CS270 -- Research Paper as a Class Project

Rich Wolski --- Winter, 2009

this page last updated: Sun Dec 14 18:00:14 PST 2008


Notes on Writing a Research Paper for CS270

Clearly it is not reasonable to expect to craft a complete research paper for publoication during the course of this class (althoigh it is certainly possible). Thus the expectation we will have is that you have written a complete paper as if you were to publish it without having completed all of the experiments or analysis necessary to make the paper complete. There should be at least one set of preliminary results and place holders for experiemnets, mathematics, etc. that would be needed to make the paper truly a publishable work.

With this in mind, it is important to review what goes into a good research paper. A good paper has an introduction, an exposition of the specific problem at hand, related and previous work that has examined the problem, a description of the new methodology that you will be applying to the problem, a description of how you will evaluate that methodlolgy, the results of that evaluation, and a conclusion. At a course level, you can think of these as subsections in research paper

However, one rarely sees papers that are decomposed strictly in this way, even among the papers that are considered to be the most significant in the field. While the organization may not reflect these components in a one-to-one manner, all good research papers include them in one way or another. Yours must as well.

There are other stylistic considerations that can also impact the quality of your paper. For example, the introduction should cover the complete paper in synopsis form. That is, by reading the introduction, the reader should understand the entire body of the paper. The rest of the paper, then, re-iterates the introduction, but substantiates its content with background material.

For example, in the introduction, you might include a sentence that says

Our results indicate that file system performance can be increased by as much as 38% due to the new method of caching block data that we have developed. This statement is, in fact, a statement fromt he results section. The results section, however, must substantiate this claim by providing detail that convinces the reader that it is likely to be true.

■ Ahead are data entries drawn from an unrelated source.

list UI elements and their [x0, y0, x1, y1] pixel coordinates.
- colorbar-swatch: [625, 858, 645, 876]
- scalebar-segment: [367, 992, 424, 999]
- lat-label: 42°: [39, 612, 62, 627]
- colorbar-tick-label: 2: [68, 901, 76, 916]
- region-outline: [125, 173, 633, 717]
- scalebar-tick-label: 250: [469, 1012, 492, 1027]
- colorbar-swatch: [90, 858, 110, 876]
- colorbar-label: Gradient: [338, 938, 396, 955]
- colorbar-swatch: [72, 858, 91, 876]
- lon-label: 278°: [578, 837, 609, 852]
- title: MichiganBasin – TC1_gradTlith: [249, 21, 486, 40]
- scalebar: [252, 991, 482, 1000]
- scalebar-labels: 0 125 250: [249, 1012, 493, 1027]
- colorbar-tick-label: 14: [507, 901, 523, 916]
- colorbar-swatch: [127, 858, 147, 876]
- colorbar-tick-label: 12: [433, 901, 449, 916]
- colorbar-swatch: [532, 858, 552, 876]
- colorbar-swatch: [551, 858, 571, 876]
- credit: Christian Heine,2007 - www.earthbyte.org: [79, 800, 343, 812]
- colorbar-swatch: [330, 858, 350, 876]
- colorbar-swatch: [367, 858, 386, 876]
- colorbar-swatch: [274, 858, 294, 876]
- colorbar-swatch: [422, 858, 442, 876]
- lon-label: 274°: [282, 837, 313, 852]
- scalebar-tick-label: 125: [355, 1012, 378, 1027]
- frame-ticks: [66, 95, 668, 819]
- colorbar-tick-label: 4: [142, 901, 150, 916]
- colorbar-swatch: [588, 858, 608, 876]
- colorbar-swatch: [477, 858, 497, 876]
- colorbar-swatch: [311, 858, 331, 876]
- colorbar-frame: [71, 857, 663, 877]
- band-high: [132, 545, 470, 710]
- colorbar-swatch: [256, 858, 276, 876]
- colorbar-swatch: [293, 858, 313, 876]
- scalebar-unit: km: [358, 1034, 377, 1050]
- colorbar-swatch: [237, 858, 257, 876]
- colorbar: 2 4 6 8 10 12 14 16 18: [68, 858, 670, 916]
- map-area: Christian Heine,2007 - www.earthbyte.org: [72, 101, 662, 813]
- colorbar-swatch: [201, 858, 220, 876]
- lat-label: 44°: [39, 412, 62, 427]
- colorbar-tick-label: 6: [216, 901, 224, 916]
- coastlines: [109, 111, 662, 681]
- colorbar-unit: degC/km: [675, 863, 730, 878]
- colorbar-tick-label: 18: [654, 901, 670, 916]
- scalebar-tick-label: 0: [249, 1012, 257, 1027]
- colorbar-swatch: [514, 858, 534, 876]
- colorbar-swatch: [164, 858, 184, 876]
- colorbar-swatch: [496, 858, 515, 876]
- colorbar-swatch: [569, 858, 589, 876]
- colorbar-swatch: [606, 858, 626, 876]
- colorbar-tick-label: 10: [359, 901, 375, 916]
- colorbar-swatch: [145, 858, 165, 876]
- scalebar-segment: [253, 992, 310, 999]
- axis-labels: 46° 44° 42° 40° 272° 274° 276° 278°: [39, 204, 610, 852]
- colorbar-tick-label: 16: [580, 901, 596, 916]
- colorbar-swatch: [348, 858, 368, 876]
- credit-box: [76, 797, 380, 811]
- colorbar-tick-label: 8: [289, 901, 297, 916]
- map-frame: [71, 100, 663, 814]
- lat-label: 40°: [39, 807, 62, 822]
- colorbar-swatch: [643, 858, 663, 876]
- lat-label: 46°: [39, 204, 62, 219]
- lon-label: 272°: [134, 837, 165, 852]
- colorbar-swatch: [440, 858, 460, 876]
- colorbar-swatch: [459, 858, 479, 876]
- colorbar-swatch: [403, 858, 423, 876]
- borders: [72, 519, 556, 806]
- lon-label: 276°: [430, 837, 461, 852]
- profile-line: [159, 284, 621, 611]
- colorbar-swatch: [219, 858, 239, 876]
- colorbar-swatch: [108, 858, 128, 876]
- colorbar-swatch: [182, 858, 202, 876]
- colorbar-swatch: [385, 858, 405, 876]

Another stylistic conundrum often arises with respect to the inclusion of related work. Typically, related work must both describe what work has taken place before your work and why that work has failed to indaequately solve the problem at hand. Thus you are tempted to put the related work section after the problem statement section. Often, though, a good way to expose this inadequacy while also making your method clearer is to contrast your method with previous methods in the related work section. This inclination mandates that the related work section appears after the description of your method. You may also want to contrast your work and previous work based on the quality of your resuts, which then dictates that the related work section appear after the results section. However, the way in which others have addressed the problem is also helpful in introducing the problem, or your methodology thereby indicating that the related work section appear early in the paper.

In truth, all placements of this section are acceptable as long as they are put into the proper context. Authors just tend to struggle with how to frame this context properly.

For this class, our expectation is that a full set of results will not be available and that, instead, you will include preliminary results and placeholders for missing results. You can either leave these results out, and describe how you would go about gathering them, or make up "phoney" results (that you indicate as such) that you think will eventually arise. Thus, the conclusions you draw will be based on a combination of preliminary results are your expectation of what a full set of results would show.